New Zealand textile artist

Freda Victoria Brierley (née Selway; born 1942) is a New Zealand textile artist.

==Early life and family==
Brierley was born in Dundee, Scotland, in 1942. The only child of Jane and Fred Selway, she was taught embroidery by her mother. As a child, Brierley wanted to go to art school, but instead trained as a nurse and joined the Royal Navy as a sister in Queen Alexandra's Nursing Service.
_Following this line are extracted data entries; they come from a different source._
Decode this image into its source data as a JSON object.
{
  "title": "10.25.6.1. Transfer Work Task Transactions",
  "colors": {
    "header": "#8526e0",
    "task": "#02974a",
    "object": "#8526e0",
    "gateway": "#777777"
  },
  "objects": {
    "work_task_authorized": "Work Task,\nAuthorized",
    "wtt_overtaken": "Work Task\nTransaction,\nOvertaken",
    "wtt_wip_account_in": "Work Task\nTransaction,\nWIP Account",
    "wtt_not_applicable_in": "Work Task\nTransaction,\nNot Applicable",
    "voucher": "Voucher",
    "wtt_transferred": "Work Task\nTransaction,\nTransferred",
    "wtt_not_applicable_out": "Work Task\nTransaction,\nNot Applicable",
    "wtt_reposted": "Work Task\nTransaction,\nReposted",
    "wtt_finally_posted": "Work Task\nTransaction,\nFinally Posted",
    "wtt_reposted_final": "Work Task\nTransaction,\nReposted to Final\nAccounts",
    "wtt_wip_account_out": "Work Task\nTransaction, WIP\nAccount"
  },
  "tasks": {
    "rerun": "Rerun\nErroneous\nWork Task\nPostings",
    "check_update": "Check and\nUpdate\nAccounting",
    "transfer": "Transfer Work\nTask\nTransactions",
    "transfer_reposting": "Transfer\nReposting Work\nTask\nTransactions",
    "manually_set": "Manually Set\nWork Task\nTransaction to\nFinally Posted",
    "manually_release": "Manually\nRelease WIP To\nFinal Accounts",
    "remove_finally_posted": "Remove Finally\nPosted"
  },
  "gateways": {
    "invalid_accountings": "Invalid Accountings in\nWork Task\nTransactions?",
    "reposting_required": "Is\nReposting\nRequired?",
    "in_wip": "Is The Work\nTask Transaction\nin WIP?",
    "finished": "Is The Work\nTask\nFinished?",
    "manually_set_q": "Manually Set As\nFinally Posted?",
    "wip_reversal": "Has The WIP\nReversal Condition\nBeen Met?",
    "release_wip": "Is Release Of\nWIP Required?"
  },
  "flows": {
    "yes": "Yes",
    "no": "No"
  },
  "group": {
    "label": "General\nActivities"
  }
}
In 1967, she married Ken Brierley, a New Zealander serving in the Royal Navy who rose to the rank of lieutenant commander and was appointed a Member of the Order of the British Empire in the 1978 Queen's Birthday Honours.

==Textile career==
In 1982, Brierley moved to New Zealand, settling in Devonport, Auckland, when her husband transferred from the Royal Navy to the Royal New Zealand Navy. Here she was finally able to enter art school, graduating in 1993 with a Diploma (Fine Arts) from Whitecliffe College of Arts and Design. Her work has been exhibited at the Barbican in London in 1995, and from November 2004 to March 2005 at the Auckland War Memorial Museum in the exhibition 'Freda Brierley – A Weaver's Tale and Historical Quilts.'

==Later life==
Brierley's husband, Ken, died in 2023.